BÖLÜM 6
Parinama–Dönüşüm
Kişinin kendisiyle kurduğu samimiyet onu ayrı yönlere götürebilir.
Kendi yaşamını kendi kuralları ve kararları ile kısıtladığını farkeden öğrenci bu durumu kabul eder ve kısıtlamalardan kendini kurtaramak için atılacak adımlara hazır olmadığı gerçeği ile hayatına devam eder. Zaten bu farkediş dönüşüm için ilk tohumu atmıştır, tohumun filizlenmesi için geçen zamanda kişinin karşısına değişim fırsatları çıkacaktır.
Daha radikal davranan öğrenciler de olur. Onların durumunda tohum aslında çoktan atılmıştır, filizlenecek ortam bulduğunda birden fırlar yüzeye. Aniden işinin, eşinin, yaşadığı şehrin kendilerini kısıtladıklarını farkedip, onları değiştime kararını alan öğrenciler bu grupta toplanırlar.
Hangi yöne gidilirse gidilsin, kısıtlamaların farkedilmesi ile parinama (dönüşüm) süreci başlamıştır.
Parinama, kısıtlı bir şekilde işlev gösteren bedensel ve zihinsel potansiyelin serbest kalması, tam kapasite çalışmaya başlaması sürecidir.
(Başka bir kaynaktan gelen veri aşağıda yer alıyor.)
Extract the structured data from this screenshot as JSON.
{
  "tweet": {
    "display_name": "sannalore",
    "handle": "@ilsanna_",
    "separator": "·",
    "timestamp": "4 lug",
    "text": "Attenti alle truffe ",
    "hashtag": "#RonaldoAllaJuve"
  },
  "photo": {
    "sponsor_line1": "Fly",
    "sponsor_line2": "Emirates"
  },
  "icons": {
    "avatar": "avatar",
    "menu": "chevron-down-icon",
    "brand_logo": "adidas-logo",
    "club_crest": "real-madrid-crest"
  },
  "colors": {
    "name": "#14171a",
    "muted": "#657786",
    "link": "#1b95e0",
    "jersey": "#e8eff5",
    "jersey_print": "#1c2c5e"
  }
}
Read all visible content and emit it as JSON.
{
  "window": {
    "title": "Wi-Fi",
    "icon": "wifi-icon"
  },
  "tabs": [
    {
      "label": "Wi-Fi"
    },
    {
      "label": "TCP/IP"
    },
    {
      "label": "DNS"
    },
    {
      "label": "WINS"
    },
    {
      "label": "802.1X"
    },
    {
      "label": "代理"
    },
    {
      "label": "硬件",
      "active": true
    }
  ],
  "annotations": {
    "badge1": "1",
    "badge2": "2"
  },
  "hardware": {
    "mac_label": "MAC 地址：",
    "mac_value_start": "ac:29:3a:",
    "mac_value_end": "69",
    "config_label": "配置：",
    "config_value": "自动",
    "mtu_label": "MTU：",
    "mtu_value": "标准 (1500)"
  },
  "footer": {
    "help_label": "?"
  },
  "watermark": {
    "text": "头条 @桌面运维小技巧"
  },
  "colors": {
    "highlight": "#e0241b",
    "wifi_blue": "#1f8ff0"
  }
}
Yoga çalışması derinleştikçe bedensel ve zihinsel kapasitenin esnek sınırları belirginleşir, kalıpların yarattığı kısıtlamalardan sıyrılmak kolaylaşır. Bazı kalıpların hayatımızı nasıl kısıtladığını görmek kolaydır. Diğerleri ise ince ayrıntılara saklanmış olabilir. İyi bir Yoga ustası, öğrencisinin bedeni ile kurduğu ilişkiye bakarak ondaki fiziksel, psikolojik ve düşünsel şartlanmaları görebilir. Bu noktada ustaya düşen, hareket becerisini kısıtlayan –bedensel, zihinsel ve tepkisel– kalıpları işaret etmek ve onlara yargısız bir gözle, kınamadan, savaşmadan bakmayı önermektir. Öğrenci kendini kısıtlayan kalıplara dışarıdan bakmayı öğrendikten sonra çocukluğundan beri vermeye alıştığı o şartlı tepki geldiğinde hareketsiz kalmayı başarabilirse, şartlanma geriye doğru bir adım atarak zayıflar. Bu süreç Patanjali’nin yoga sutralarında pratiprasava olarak adlandırılır.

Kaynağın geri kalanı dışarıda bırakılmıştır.